Em “Send A Dove”, Jamila e seus colaboradores dão forma a uma produção bastante interessante de R&B contemporâneo, que quebra as batidas típicas do gênero, mesclando-as a elementos sonoros dóceis ao fundo e criando uma melodia encantadora. A voz da cantora também é submetida a um efeito sonoro instigante e termina com um coral majestoso, remetendo fortemente ao gospel. Já em “Thermostat”, parceria de Woods com o rapper Peter CottonTale, o ouvinte é cativado com uma balada encantadora de soul, evocando fortemente os lançamentos dos anos 70. A instrumentação da música é muito bonita e surpreendente, partindo de arranjos típicos de guitarra e passagens de piano até um solo radical de guitarra eletrônica no pós-refrão, que complementa perfeitamente a faixa. Continuando, temos a encantadora “Wolfsheep”, “I Miss All My Exes”, um interlúdio em que Jamila presta homenagem a todos os seus ex e os agradece pela experiência que obteve a partir da convivência com eles, e “Boomerang”, último grande destaque de Water Made Us — esta é uma música frenética de synthwave com um refrão muito cativante.
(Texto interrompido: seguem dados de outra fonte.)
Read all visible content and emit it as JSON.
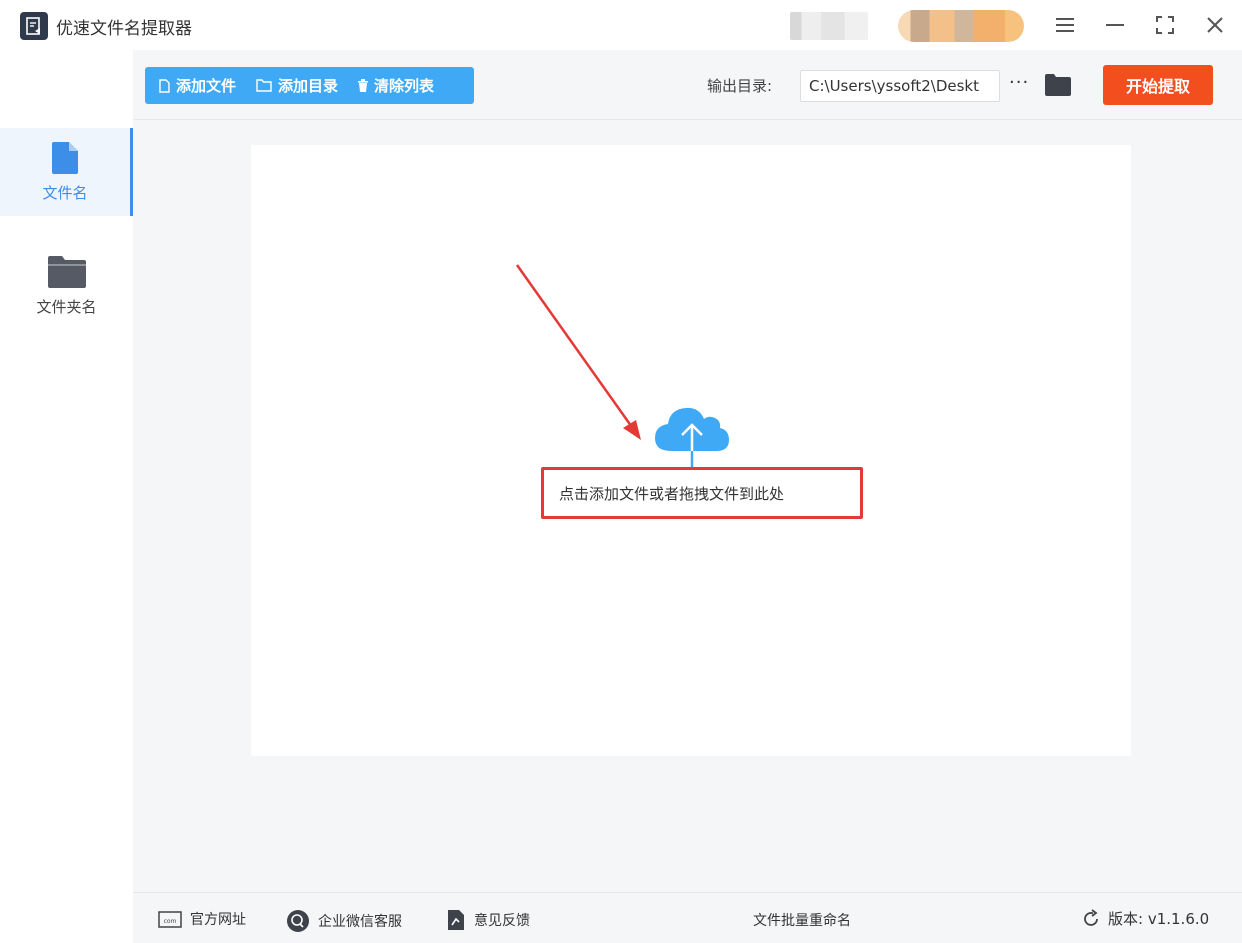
{
  "app": {
    "title": "优速文件名提取器"
  },
  "window": {
    "menu_icon": "menu-icon",
    "minimize_icon": "minimize-icon",
    "maximize_icon": "maximize-icon",
    "close_icon": "close-icon"
  },
  "sidebar": {
    "items": [
      {
        "label": "文件名",
        "icon": "file-icon",
        "active": true
      },
      {
        "label": "文件夹名",
        "icon": "folder-icon",
        "active": false
      }
    ]
  },
  "toolbar": {
    "add_file": "添加文件",
    "add_dir": "添加目录",
    "clear_list": "清除列表",
    "output_label": "输出目录:",
    "output_path": "C:\\Users\\yssoft2\\Deskt",
    "more": "···",
    "start": "开始提取"
  },
  "dropzone": {
    "hint": "点击添加文件或者拖拽文件到此处",
    "icon": "cloud-upload-icon"
  },
  "footer": {
    "website": "官方网址",
    "wechat": "企业微信客服",
    "feedback": "意见反馈",
    "center": "文件批量重命名",
    "version": "版本: v1.1.6.0"
  },
  "colors": {
    "accent_blue": "#3fa9f5",
    "sidebar_active": "#3c8ee8",
    "start_button": "#f24e1e",
    "highlight_red": "#e53935"
  }
}
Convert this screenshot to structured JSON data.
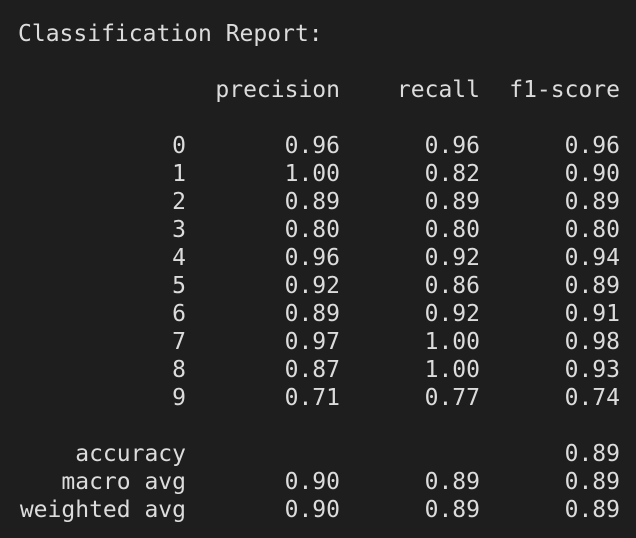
{
  "report": {
    "title": "Classification Report:",
    "columns": [
      "precision",
      "recall",
      "f1-score"
    ],
    "rows": [
      {
        "label": "0",
        "precision": "0.96",
        "recall": "0.96",
        "f1": "0.96"
      },
      {
        "label": "1",
        "precision": "1.00",
        "recall": "0.82",
        "f1": "0.90"
      },
      {
        "label": "2",
        "precision": "0.89",
        "recall": "0.89",
        "f1": "0.89"
      },
      {
        "label": "3",
        "precision": "0.80",
        "recall": "0.80",
        "f1": "0.80"
      },
      {
        "label": "4",
        "precision": "0.96",
        "recall": "0.92",
        "f1": "0.94"
      },
      {
        "label": "5",
        "precision": "0.92",
        "recall": "0.86",
        "f1": "0.89"
      },
      {
        "label": "6",
        "precision": "0.89",
        "recall": "0.92",
        "f1": "0.91"
      },
      {
        "label": "7",
        "precision": "0.97",
        "recall": "1.00",
        "f1": "0.98"
      },
      {
        "label": "8",
        "precision": "0.87",
        "recall": "1.00",
        "f1": "0.93"
      },
      {
        "label": "9",
        "precision": "0.71",
        "recall": "0.77",
        "f1": "0.74"
      }
    ],
    "summary": [
      {
        "label": "accuracy",
        "precision": "",
        "recall": "",
        "f1": "0.89"
      },
      {
        "label": "macro avg",
        "precision": "0.90",
        "recall": "0.89",
        "f1": "0.89"
      },
      {
        "label": "weighted avg",
        "precision": "0.90",
        "recall": "0.89",
        "f1": "0.89"
      }
    ]
  }
}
No geral, Water Made Us se prova ser um ótimo lançamento, embora raramente consiga surpreender o ouvinte. Como eu disse anteriormente, aqueles que esperavam uma reinvenção do R&B moderno ou alguma outra mirabolância, vão se decepcionar bastante. Porém, eu diria que se deixar desanimar por conta disso exclusivamente seria um erro, pois o álbum é uma apresentação da visão deslumbrante de Jamila Woods sobre o amor. Após percorrer uma árdua e longa jornada por autoconhecimento, que ainda não chegou ao fim, Woods nos mostra as suas concepções e ideias num registro extremamente pessoal e vulnerável. E é por isso que a obra deveria ser julgada principalmente pela sua vulnerabilidade — mais especificamente as suas composições, nas quais, de forma acessível, Jamila poetisa lindamente sobre tudo isso. Pessoalmente, o único deslize que ela cometeu é a inclusão do mantra um tanto envergonhante “libra intuition”. No entanto, dado ao seu curto tempo de duração, não ocasiona nenhum dano.